# Another Proflame 2 Remote Question



## honeypig (Sep 24, 2018)

OK, so I purchased a replacement remote from eBay, "new in box", identical to what I have.  Numbers on the bottom match and all that.  I put batteries in it and it sure LOOKS like it's working, but it doesn't turn the stove on.  When I switch it to "on", "off", or "Smart", it gives the "radio wave" icon as if it's transmitting, but nothing at all happens.
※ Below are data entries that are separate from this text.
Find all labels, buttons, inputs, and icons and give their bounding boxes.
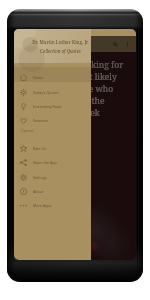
button[interactable]: Favorites (14, 113, 91, 127)
staticText: Dr. Martin Luther King, Jr. (32, 39, 89, 45)
button[interactable]: Interesting Facts (14, 99, 91, 113)
button[interactable]: Rate Us (14, 141, 91, 155)
staticText: Options (21, 128, 34, 133)
staticText: Today's Quotes (33, 90, 59, 95)
staticText: Home (33, 75, 44, 80)
staticText: Favorites (33, 118, 49, 123)
staticText: Share the App (33, 160, 57, 165)
button[interactable]: More Apps (14, 198, 91, 212)
button[interactable]: More options (122, 39, 133, 50)
staticText: Interesting Facts (33, 104, 62, 109)
button[interactable]: Settings (14, 170, 91, 184)
button[interactable]: Search (108, 37, 122, 51)
staticText: Collection of Quotes (40, 48, 81, 54)
button[interactable]: About (14, 184, 91, 198)
staticText: Rate Us (33, 146, 46, 151)
staticText: Settings (33, 175, 47, 180)
staticText: More Apps (33, 203, 52, 208)
staticText: About (33, 189, 44, 194)
button[interactable]: Share the App (14, 155, 91, 169)
button[interactable]: Home (14, 70, 91, 84)
button[interactable]: Today's Quotes (14, 85, 91, 99)
staticText: Everybody is looking for results. It is … (24, 59, 124, 119)
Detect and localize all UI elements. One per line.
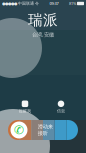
staticText: 09:37 <box>50 1 58 6</box>
staticText: 提醒我 <box>19 108 31 113</box>
staticText: 台湾, 安徽 <box>32 31 54 38</box>
staticText: ✆ <box>14 123 24 137</box>
staticText: 瑞派 <box>28 11 58 29</box>
button[interactable]: 信息 <box>47 100 75 114</box>
staticText: 81% <box>69 1 76 6</box>
button[interactable]: Slide to answer <box>8 120 78 140</box>
button[interactable]: 提醒我 <box>11 100 39 114</box>
staticText: 滑动来接听 <box>38 123 53 136</box>
staticText: 信息 <box>57 108 65 113</box>
staticText: ●●●●● 中国联通 令 <box>2 1 39 6</box>
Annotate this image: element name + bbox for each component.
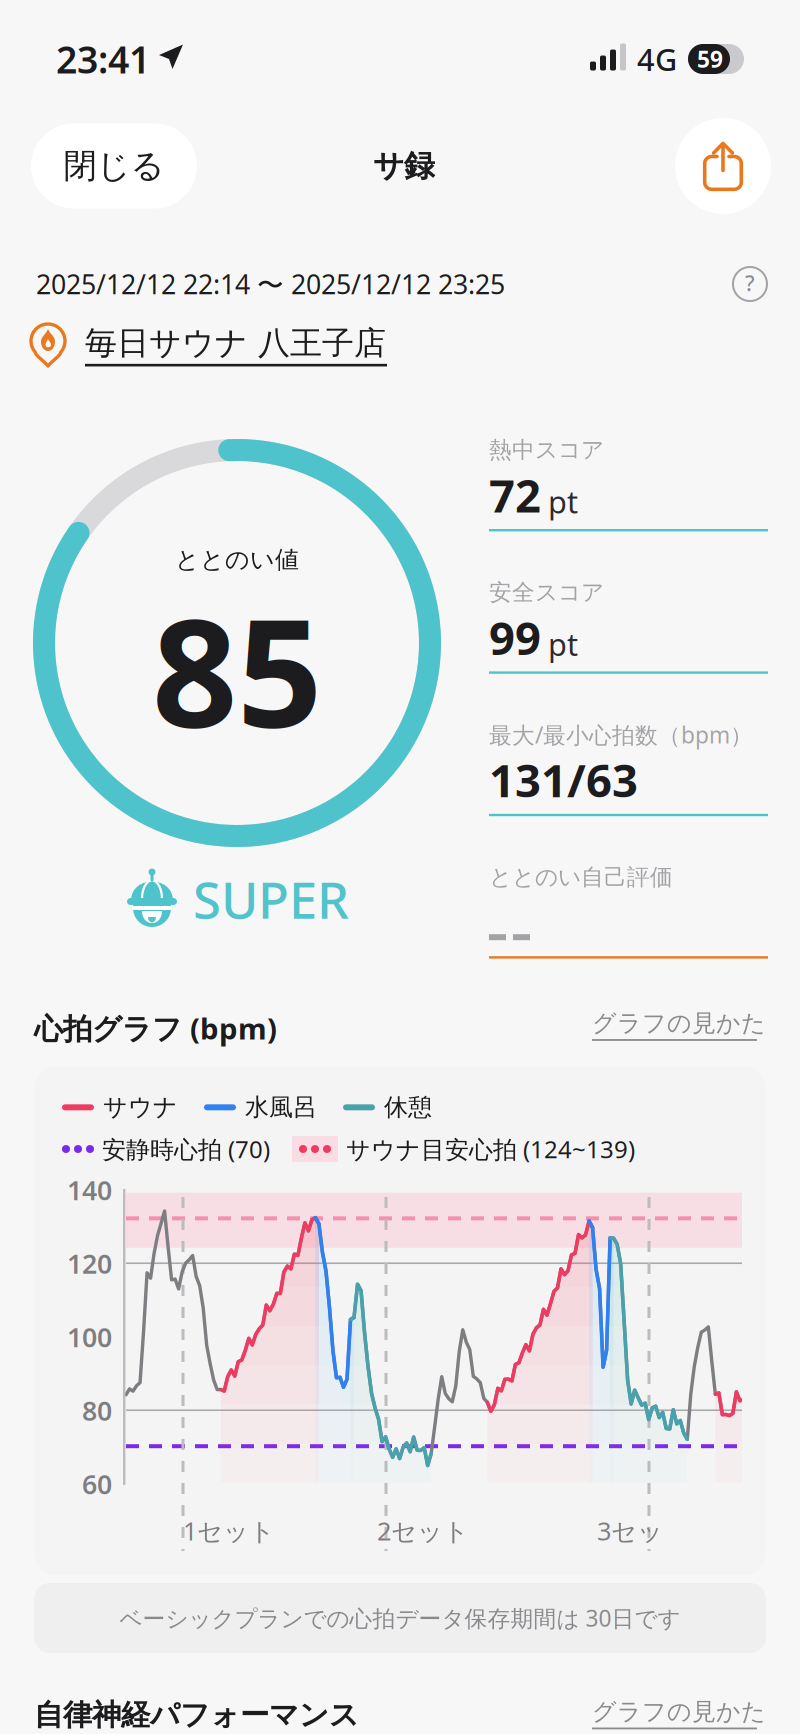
staticText: 閉じる: [64, 146, 164, 186]
button[interactable]: Share: [675, 118, 771, 214]
staticText: SUPER: [193, 865, 349, 933]
staticText: 毎日サウナ 八王子店: [85, 324, 386, 363]
button[interactable]: グラフの見かた: [592, 1009, 766, 1041]
staticText: 自律神経パフォーマンス: [34, 1697, 359, 1733]
staticText: 131/63: [489, 750, 638, 810]
staticText: 最大/最小心拍数（bpm）: [489, 720, 753, 750]
staticText: 心拍グラフ (bpm): [34, 1009, 277, 1048]
staticText: ?: [745, 269, 755, 297]
staticText: ととのい自己評価: [489, 863, 673, 891]
button[interactable]: 毎日サウナ 八王子店: [0, 320, 800, 370]
staticText: 59: [697, 44, 723, 74]
staticText: ベーシックプランでの心拍データ保存期間は 30日です: [120, 1603, 680, 1633]
staticText: 100: [67, 1319, 112, 1355]
staticText: 140: [67, 1172, 112, 1208]
staticText: 60: [82, 1466, 112, 1502]
staticText: 120: [67, 1246, 112, 1281]
staticText: 1セット: [183, 1514, 275, 1548]
staticText: 安全スコア: [489, 578, 604, 606]
staticText: 80: [82, 1393, 112, 1428]
staticText: 2セット: [377, 1514, 469, 1548]
staticText: 3セッ: [597, 1514, 663, 1548]
button[interactable]: グラフの見かた: [592, 1697, 766, 1729]
staticText: 水風呂: [245, 1093, 317, 1122]
staticText: 安静時心拍 (70): [102, 1133, 270, 1165]
staticText: 99: [489, 607, 541, 667]
staticText: 休憩: [384, 1093, 432, 1122]
staticText: 72: [489, 465, 541, 525]
staticText: サ録: [373, 147, 435, 185]
staticText: pt: [548, 481, 578, 522]
staticText: サウナ: [103, 1093, 178, 1122]
staticText: 85: [152, 571, 322, 769]
staticText: ととのい値: [175, 545, 299, 575]
staticText: pt: [548, 624, 578, 664]
staticText: 熱中スコア: [489, 436, 604, 464]
staticText: 2025/12/12 22:14 〜 2025/12/12 23:25: [36, 266, 505, 302]
button[interactable]: Help: [730, 264, 770, 304]
staticText: グラフの見かた: [592, 1697, 766, 1727]
staticText: 23:41: [56, 34, 150, 84]
staticText: グラフの見かた: [592, 1009, 766, 1038]
button[interactable]: 閉じる: [31, 124, 197, 208]
staticText: サウナ目安心拍 (124~139): [346, 1133, 635, 1165]
staticText: 4G: [637, 39, 677, 79]
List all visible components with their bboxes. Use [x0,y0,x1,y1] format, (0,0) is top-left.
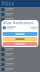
button[interactable] [2,36,38,41]
button[interactable] [0,52,40,57]
staticText: Inbox [2,1,14,6]
button[interactable] [0,12,40,17]
button[interactable] [0,7,40,12]
button[interactable] [0,17,40,22]
button[interactable] [0,57,40,62]
button[interactable] [0,47,40,52]
staticText: Allow Notifications [3,21,34,25]
button[interactable] [2,31,38,36]
button[interactable] [0,67,40,72]
button[interactable] [0,62,40,67]
button[interactable] [2,41,38,46]
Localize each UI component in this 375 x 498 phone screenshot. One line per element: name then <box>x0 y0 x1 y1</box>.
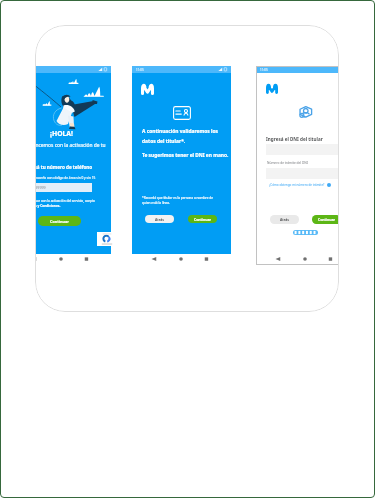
staticText: Número de trámite del DNI <box>267 161 308 165</box>
staticText: Al continuar con la activación del servi… <box>35 199 96 203</box>
button[interactable]: Continuar <box>188 215 217 223</box>
staticText: Continuar <box>50 219 69 224</box>
staticText: *Recordá que titular es la persona a nom… <box>142 196 214 205</box>
staticText: Ingresá el DNI del titular <box>266 136 323 142</box>
staticText: 11:05 <box>136 68 144 72</box>
other: reCAPTCHA <box>97 232 117 246</box>
staticText: ¡HOLA! <box>35 129 111 138</box>
staticText: 9999999999 <box>35 185 46 190</box>
staticText: 11:05 <box>260 68 268 72</box>
staticText: Comencemos con la activación de tu línea <box>35 142 106 155</box>
staticText: A continuación validaremos los datos del… <box>142 128 222 144</box>
staticText: Ingresá tu número de teléfono <box>35 164 93 170</box>
button[interactable]: Atrás <box>270 215 299 224</box>
staticText: Atrás <box>155 217 164 222</box>
button[interactable]: Continuar <box>38 216 81 226</box>
staticText: Términos y Condiciones. <box>35 204 61 208</box>
staticText: Te sugerimos tener el DNI en mano. <box>142 152 234 159</box>
staticText: Continuar <box>318 217 335 222</box>
button[interactable]: Atrás <box>145 215 174 223</box>
button[interactable]: Continuar <box>312 215 339 224</box>
staticText: Continuar <box>194 217 211 222</box>
button[interactable]: ¿Cómo obtengo mi número de trámite? <box>269 183 331 187</box>
staticText: Atrás <box>280 217 289 222</box>
staticText: Recordá hacerlo con código de área sin 0… <box>35 176 96 180</box>
staticText: ¿Cómo obtengo mi número de trámite? <box>269 183 325 187</box>
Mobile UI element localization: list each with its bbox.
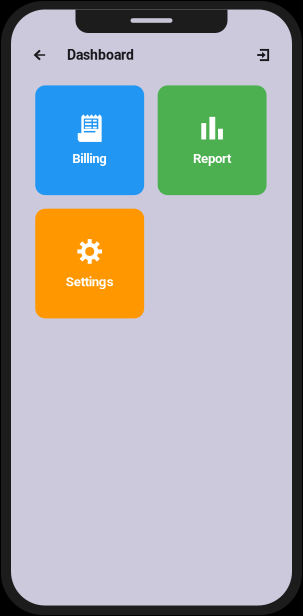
button[interactable]: Billing <box>35 85 144 195</box>
button[interactable]: Report <box>158 85 267 195</box>
staticText: Report <box>193 151 231 166</box>
staticText: Dashboard <box>67 47 134 63</box>
button[interactable]: Settings <box>35 209 144 318</box>
staticText: Billing <box>72 151 107 166</box>
staticText: Settings <box>66 274 114 290</box>
button[interactable]: Back <box>27 42 53 68</box>
button[interactable]: Log out <box>250 42 276 68</box>
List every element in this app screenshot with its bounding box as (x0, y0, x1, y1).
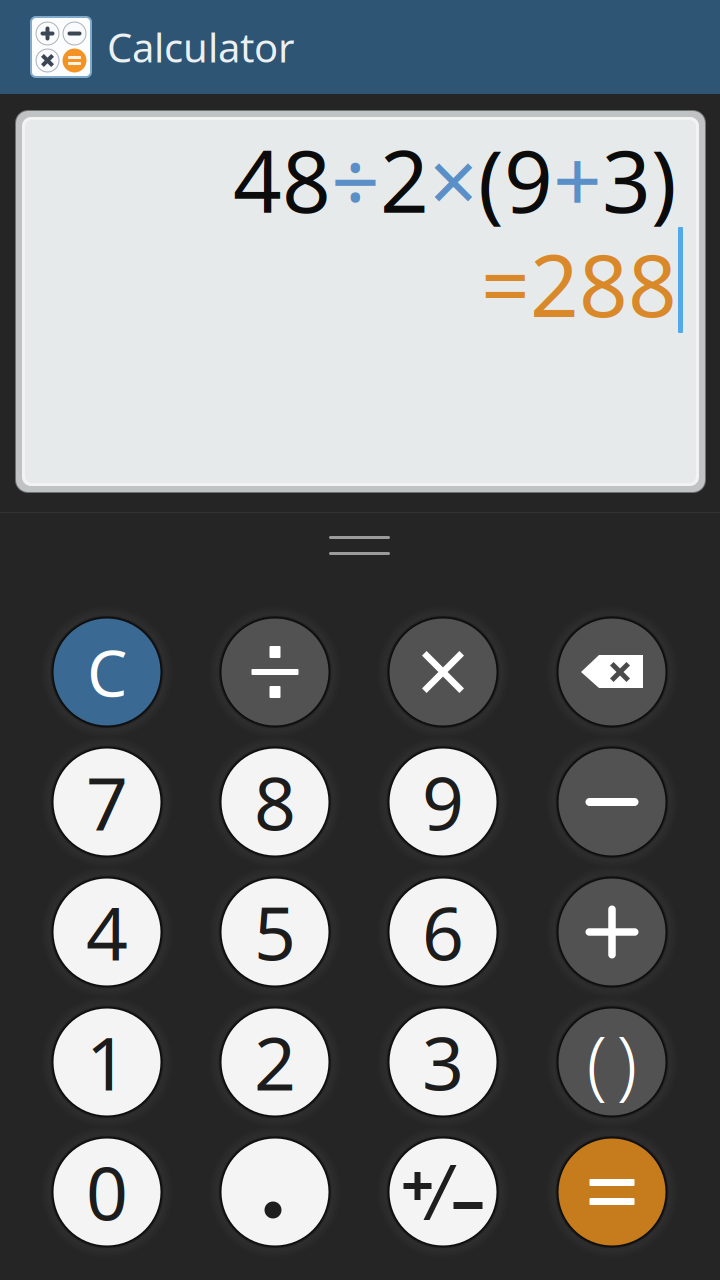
staticText: 3) (602, 123, 677, 236)
button[interactable]: ( (546, 996, 678, 1128)
button[interactable] (210, 606, 340, 738)
button[interactable]: C (42, 606, 172, 738)
button[interactable]: 5 (210, 866, 340, 998)
staticText: 4 (86, 883, 128, 981)
button[interactable] (546, 606, 678, 738)
button[interactable] (210, 1126, 340, 1258)
staticText: 0 (86, 1143, 128, 1241)
button[interactable]: 8 (210, 736, 340, 868)
staticText: 8 (254, 753, 296, 851)
staticText: 6 (422, 883, 464, 981)
staticText: Calculator (107, 20, 295, 74)
button[interactable]: 7 (42, 736, 172, 868)
button[interactable]: 9 (378, 736, 508, 868)
button[interactable]: 6 (378, 866, 508, 998)
staticText: =288 (481, 227, 677, 341)
button[interactable] (546, 1126, 678, 1258)
staticText: × (429, 123, 478, 236)
staticText: (9 (478, 123, 553, 236)
button[interactable] (546, 866, 678, 998)
staticText: 2 (380, 123, 429, 236)
staticText: 3 (422, 1013, 464, 1111)
staticText: ÷ (331, 123, 380, 236)
staticText: ) (616, 1012, 638, 1112)
button[interactable] (546, 736, 678, 868)
staticText: 9 (422, 753, 464, 851)
staticText: 5 (254, 883, 296, 981)
staticText: C (87, 630, 127, 714)
staticText: 48 (233, 123, 331, 236)
staticText: 7 (86, 753, 128, 851)
staticText: 2 (254, 1013, 296, 1111)
button[interactable]: 0 (42, 1126, 172, 1258)
button[interactable]: 2 (210, 996, 340, 1128)
button[interactable] (378, 1126, 508, 1258)
staticText: + (553, 123, 602, 236)
staticText: ( (586, 1012, 608, 1112)
button[interactable]: 1 (42, 996, 172, 1128)
button[interactable]: Calculator (0, 0, 720, 94)
staticText: 1 (86, 1013, 128, 1111)
button[interactable]: 3 (378, 996, 508, 1128)
button[interactable]: 4 (42, 866, 172, 998)
button[interactable] (378, 606, 508, 738)
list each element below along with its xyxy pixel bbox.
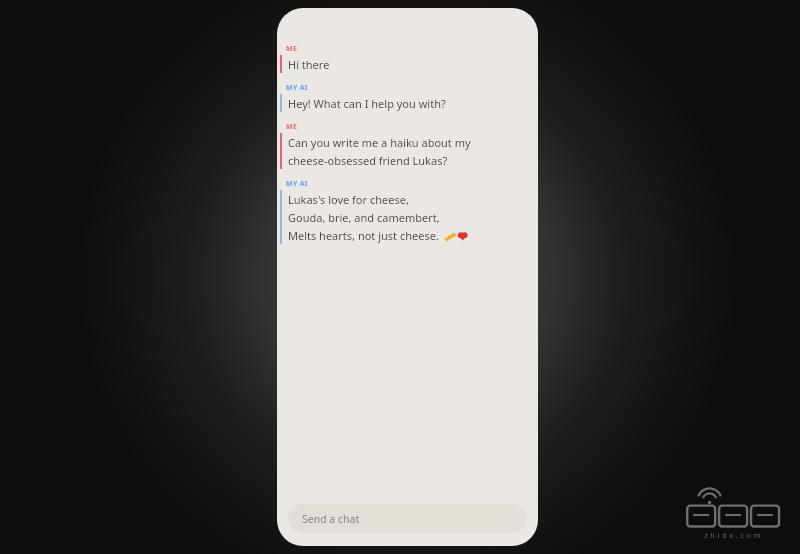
button[interactable]: MY AI bbox=[277, 179, 538, 244]
staticText: Gouda, brie, and camembert, bbox=[288, 210, 440, 225]
button[interactable]: Send a chat bbox=[288, 504, 527, 533]
staticText: ME bbox=[286, 122, 298, 132]
staticText: MY AI bbox=[286, 179, 308, 189]
staticText: Send a chat bbox=[302, 512, 360, 526]
button[interactable]: MY AI bbox=[277, 83, 538, 112]
staticText: MY AI bbox=[286, 83, 308, 93]
button[interactable]: ME bbox=[277, 44, 538, 73]
staticText: z h i d x . c o m bbox=[704, 531, 761, 541]
button[interactable]: ME bbox=[277, 122, 538, 169]
staticText: Can you write me a haiku about my bbox=[288, 135, 471, 150]
staticText: Melts hearts, not just cheese. bbox=[288, 228, 439, 243]
staticText: Hey! What can I help you with? bbox=[288, 96, 446, 111]
staticText: cheese-obsessed friend Lukas? bbox=[288, 153, 448, 168]
staticText: ME bbox=[286, 44, 298, 54]
staticText: Hi there bbox=[288, 57, 330, 72]
staticText: Lukas's love for cheese, bbox=[288, 192, 409, 207]
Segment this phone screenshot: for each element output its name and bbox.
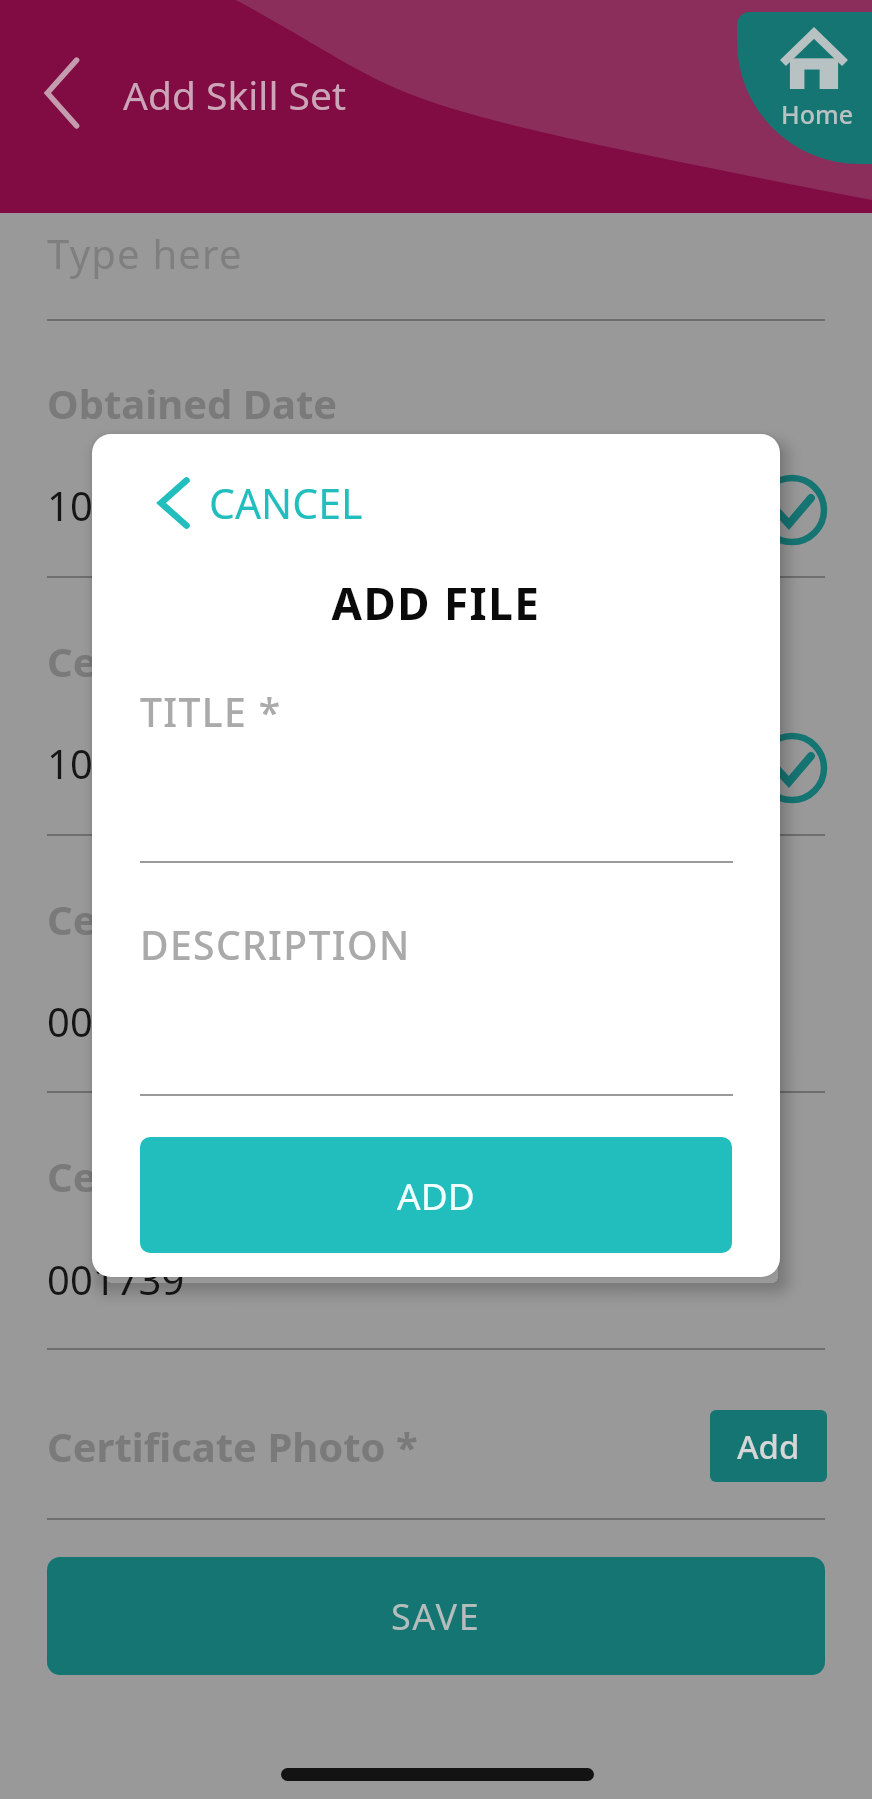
- staticText: Add Skill Set: [123, 68, 347, 121]
- staticText: ADD: [397, 1170, 475, 1220]
- staticText: Certificate Number: [47, 892, 432, 946]
- button[interactable]: ADD: [140, 1137, 732, 1253]
- staticText: TITLE *: [140, 685, 282, 738]
- staticText: 10/04/2021: [47, 478, 260, 532]
- staticText: Add: [737, 1424, 800, 1469]
- staticText: CANCEL: [209, 475, 363, 531]
- button[interactable]: Back: [45, 58, 79, 128]
- button[interactable]: Verified: [757, 475, 827, 545]
- button[interactable]: Type here: [47, 214, 825, 306]
- staticText: 10/04/2023: [47, 736, 260, 790]
- button[interactable]: Verified: [757, 733, 827, 803]
- staticText: 001739: [47, 994, 185, 1048]
- button[interactable]: SAVE: [47, 1557, 825, 1675]
- button[interactable]: [140, 674, 733, 863]
- button[interactable]: [140, 907, 733, 1096]
- staticText: DESCRIPTION: [140, 918, 411, 971]
- staticText: ADD FILE: [92, 573, 780, 633]
- button[interactable]: CANCEL: [158, 468, 363, 538]
- button[interactable]: Add: [710, 1410, 827, 1482]
- staticText: Certificate Photo *: [47, 1419, 418, 1473]
- staticText: Certificate Expiry Date: [47, 634, 496, 688]
- staticText: Obtained Date: [47, 376, 338, 430]
- staticText: SAVE: [391, 1592, 481, 1641]
- staticText: Home: [781, 97, 854, 131]
- staticText: Certificate Name: [47, 1149, 387, 1203]
- button[interactable]: Home: [737, 12, 872, 164]
- staticText: Type here: [47, 226, 243, 280]
- staticText: 001739: [47, 1252, 185, 1306]
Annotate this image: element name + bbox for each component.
I even took the batteries out of my old remote just in case it was somehow interfering w/the signal, but that made no difference either.

Any ideas?


----------



## DAKSY (Sep 24, 2018)

Have you tried moving the receiver after it's been wired to the valve?
I have in other forums where the location of the receiver in proximity 
to the gas valve has caused issues...


----------



## Millbilly (Sep 25, 2018)

DAKSY said:


> Have you tried moving the receiver after it's been wired to the valve?
> I have in other forums where the location of the receiver in proximity
> to the gas valve has caused issues...


Iirc the receiver and control unit is all one unit in the pro flame 2?  Maybe a sync button? I will look into this tomorrow also


----------



## honeypig (Sep 27, 2018)

Thanks, Millbilly--I'll be watching for your reply.


----------